His all-around palmares — spanning cobbled Classics like Paris-Roubaix, climbing monuments like Liege-Bastogne-Liege, Grand Tour general classifications, and sprint stage wins — is without parallel in the sport’s history.
The Modern Era: Pogacar and Vingegaard
The conversation has refreshed significantly in the 2020s. Tadej Pogacar and Jonas Vingegaard have delivered rivalry-era racing not seen since Hinault and LeMond. Pogacar in particular — with multiple Tour de France titles, Giro victories, and a growing Monument collection — is assembling a career that future generations may rank alongside Merckx. His career is still unfolding, making any definitive placement premature, but the trajectory is unmistakable.
Why Era Comparisons Are Complicated
Comparing riders across eras involves accepting significant limitations:
- Race formats, equipment, and nutrition science have changed enormously
- Doping scandals have clouded parts of the 1990s and 2000s record books
- Modern racing has become more specialized, making the all-rounder rarer
- Calendar density and professional team structures differ substantially
These factors don’t invalidate comparisons — they inform them. Merckx raced in a era without the aerodynamic advantages or sports science of today and still produced one of sport’s most dominant careers.
Criteria Summary
| Criteria | Weight in GOAT Debate |
|---|---|
| Grand Tour victories | Very High |
| Monument Classic wins | High |
| Versatility across terrain | High |
| Sustained career longevity | Medium |
| Hour record performance | Medium |
| Head-to-head rivalry wins | Medium |
Quick summary: Eddy Merckx stands as the most broadly accepted greatest cyclist of all time, defined by unmatched versatility across Grand Tours and one-day Classics. Bernard Hinault and Miguel Indurain press the case for the Grand Tour era, while Tadej Pogacar is building a modern resume that may one day rival them all. The debate is part of what makes cycling’s history so compelling.

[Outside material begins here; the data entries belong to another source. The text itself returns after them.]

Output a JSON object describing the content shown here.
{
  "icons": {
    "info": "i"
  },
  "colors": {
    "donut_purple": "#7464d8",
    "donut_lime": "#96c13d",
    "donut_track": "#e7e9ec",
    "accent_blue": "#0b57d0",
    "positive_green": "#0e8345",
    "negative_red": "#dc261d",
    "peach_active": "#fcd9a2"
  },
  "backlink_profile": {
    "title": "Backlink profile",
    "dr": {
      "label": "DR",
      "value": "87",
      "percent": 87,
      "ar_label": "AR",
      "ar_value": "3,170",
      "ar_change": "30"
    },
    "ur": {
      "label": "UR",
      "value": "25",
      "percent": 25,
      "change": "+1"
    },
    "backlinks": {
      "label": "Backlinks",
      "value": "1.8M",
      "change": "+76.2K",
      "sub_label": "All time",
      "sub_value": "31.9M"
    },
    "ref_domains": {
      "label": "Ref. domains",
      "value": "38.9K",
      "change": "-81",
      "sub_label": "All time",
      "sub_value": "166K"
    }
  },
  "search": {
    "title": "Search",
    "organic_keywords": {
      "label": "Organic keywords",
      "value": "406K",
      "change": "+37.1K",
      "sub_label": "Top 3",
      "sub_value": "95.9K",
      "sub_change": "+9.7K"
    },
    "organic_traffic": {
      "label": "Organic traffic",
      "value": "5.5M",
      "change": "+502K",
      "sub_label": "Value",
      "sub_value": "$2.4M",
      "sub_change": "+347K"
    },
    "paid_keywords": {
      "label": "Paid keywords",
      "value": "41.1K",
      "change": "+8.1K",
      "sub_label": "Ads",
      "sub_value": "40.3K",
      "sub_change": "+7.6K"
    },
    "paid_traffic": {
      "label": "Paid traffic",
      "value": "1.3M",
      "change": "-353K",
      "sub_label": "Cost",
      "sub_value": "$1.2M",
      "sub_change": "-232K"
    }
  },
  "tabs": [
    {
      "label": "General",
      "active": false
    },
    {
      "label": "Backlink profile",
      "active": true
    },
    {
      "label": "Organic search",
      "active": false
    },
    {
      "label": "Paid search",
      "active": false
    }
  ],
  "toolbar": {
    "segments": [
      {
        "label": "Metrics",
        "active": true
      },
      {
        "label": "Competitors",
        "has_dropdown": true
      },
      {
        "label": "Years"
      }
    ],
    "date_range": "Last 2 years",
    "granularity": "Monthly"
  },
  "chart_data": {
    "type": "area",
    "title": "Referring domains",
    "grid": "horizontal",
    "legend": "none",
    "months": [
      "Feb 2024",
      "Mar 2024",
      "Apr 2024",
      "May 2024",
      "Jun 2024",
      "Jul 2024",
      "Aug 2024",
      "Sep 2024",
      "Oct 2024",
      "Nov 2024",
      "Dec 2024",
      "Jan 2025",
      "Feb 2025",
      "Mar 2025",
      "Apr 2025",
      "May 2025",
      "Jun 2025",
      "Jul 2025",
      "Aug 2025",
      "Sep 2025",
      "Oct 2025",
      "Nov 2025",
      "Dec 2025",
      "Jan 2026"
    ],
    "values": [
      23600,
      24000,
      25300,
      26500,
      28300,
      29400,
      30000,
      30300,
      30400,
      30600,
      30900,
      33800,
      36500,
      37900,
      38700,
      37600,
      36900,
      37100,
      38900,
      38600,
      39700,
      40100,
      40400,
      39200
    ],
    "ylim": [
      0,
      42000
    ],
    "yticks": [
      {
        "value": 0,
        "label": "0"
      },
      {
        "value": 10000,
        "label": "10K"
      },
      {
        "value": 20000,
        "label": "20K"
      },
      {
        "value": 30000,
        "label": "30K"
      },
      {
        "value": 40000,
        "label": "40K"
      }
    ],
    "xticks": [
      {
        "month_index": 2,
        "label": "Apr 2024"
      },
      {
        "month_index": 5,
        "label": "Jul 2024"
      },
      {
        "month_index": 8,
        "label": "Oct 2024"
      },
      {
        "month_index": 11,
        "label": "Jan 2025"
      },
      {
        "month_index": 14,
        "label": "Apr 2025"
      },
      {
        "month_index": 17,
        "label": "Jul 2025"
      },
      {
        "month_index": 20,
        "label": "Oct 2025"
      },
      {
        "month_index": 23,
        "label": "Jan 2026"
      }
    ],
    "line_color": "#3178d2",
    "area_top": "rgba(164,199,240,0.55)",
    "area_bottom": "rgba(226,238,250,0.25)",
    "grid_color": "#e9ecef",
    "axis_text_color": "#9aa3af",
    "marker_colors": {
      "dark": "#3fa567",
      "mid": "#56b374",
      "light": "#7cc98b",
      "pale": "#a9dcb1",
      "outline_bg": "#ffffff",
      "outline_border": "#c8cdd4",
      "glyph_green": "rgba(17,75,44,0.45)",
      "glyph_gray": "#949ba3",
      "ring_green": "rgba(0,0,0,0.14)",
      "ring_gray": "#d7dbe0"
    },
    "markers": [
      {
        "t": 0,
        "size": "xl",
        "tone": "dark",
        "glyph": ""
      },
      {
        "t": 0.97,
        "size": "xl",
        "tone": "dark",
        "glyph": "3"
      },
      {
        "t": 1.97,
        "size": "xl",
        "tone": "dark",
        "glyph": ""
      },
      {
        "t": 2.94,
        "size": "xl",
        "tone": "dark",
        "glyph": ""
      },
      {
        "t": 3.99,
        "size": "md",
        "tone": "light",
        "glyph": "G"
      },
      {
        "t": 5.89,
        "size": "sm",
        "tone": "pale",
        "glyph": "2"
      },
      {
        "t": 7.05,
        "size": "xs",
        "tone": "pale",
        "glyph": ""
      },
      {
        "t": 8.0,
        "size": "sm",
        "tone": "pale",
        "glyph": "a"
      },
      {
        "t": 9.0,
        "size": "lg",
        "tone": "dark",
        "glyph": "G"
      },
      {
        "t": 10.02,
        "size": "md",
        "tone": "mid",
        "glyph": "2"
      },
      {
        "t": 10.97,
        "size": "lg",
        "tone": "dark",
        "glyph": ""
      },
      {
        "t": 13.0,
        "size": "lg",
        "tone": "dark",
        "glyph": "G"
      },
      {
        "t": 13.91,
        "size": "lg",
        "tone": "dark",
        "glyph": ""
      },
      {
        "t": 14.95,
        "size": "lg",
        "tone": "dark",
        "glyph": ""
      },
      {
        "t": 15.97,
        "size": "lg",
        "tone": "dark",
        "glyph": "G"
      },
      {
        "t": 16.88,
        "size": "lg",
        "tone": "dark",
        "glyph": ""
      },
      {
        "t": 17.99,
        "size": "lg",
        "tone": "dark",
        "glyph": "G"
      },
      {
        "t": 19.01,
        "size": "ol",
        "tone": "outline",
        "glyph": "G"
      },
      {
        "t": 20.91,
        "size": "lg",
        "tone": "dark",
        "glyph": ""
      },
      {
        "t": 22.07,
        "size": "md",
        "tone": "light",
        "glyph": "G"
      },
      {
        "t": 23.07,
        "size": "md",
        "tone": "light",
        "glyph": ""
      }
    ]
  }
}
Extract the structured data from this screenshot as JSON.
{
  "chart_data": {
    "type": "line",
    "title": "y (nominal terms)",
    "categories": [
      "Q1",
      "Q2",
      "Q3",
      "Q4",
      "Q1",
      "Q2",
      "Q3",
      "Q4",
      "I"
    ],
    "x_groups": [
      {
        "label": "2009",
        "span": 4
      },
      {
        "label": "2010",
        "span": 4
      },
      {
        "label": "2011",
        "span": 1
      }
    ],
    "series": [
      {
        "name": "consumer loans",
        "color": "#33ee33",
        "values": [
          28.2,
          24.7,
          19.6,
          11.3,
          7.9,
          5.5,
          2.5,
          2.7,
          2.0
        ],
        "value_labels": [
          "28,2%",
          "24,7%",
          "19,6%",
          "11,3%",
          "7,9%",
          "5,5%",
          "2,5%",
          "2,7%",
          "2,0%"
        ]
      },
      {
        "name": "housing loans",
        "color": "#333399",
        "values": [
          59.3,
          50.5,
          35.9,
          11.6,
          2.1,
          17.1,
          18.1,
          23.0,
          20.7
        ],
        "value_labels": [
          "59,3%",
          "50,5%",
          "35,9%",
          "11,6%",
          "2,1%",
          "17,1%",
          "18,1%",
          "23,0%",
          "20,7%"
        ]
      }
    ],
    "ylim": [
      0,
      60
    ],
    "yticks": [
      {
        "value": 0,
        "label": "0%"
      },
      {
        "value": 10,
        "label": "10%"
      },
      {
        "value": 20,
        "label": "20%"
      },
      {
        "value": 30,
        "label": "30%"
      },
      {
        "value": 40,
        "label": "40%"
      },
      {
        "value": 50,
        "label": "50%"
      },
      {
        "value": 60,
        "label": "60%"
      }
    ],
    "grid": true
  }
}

Frequently asked questions
Who is considered the greatest cyclist of all time?+
Eddy Merckx of Belgium is most commonly cited as the greatest cyclist of all time, having won five Tours de France, five Giro d'Italia, one Vuelta a Espana, and numerous one-day Classics across a dominant career in the 1960s and 1970s.
How many Tours de France did Eddy Merckx win?+
Eddy Merckx won five Tours de France (1969–1972 and 1974), placing him among a small group of five-time winners alongside Bernard Hinault, Miguel Indurain, Jacques Anquetil, and Fausto Coppi does not qualify — it was Merckx, Hinault, Indurain, Anquetil who share that mark.
What makes a cyclist the 'greatest of all time'?+
Cycling greatness is measured across multiple dimensions: Grand Tour victories (Tour de France, Giro d'Italia, Vuelta a Espana), one-day Classic wins, stage-race dominance, hour record performances, and the ability to excel in diverse terrains and conditions over a sustained career.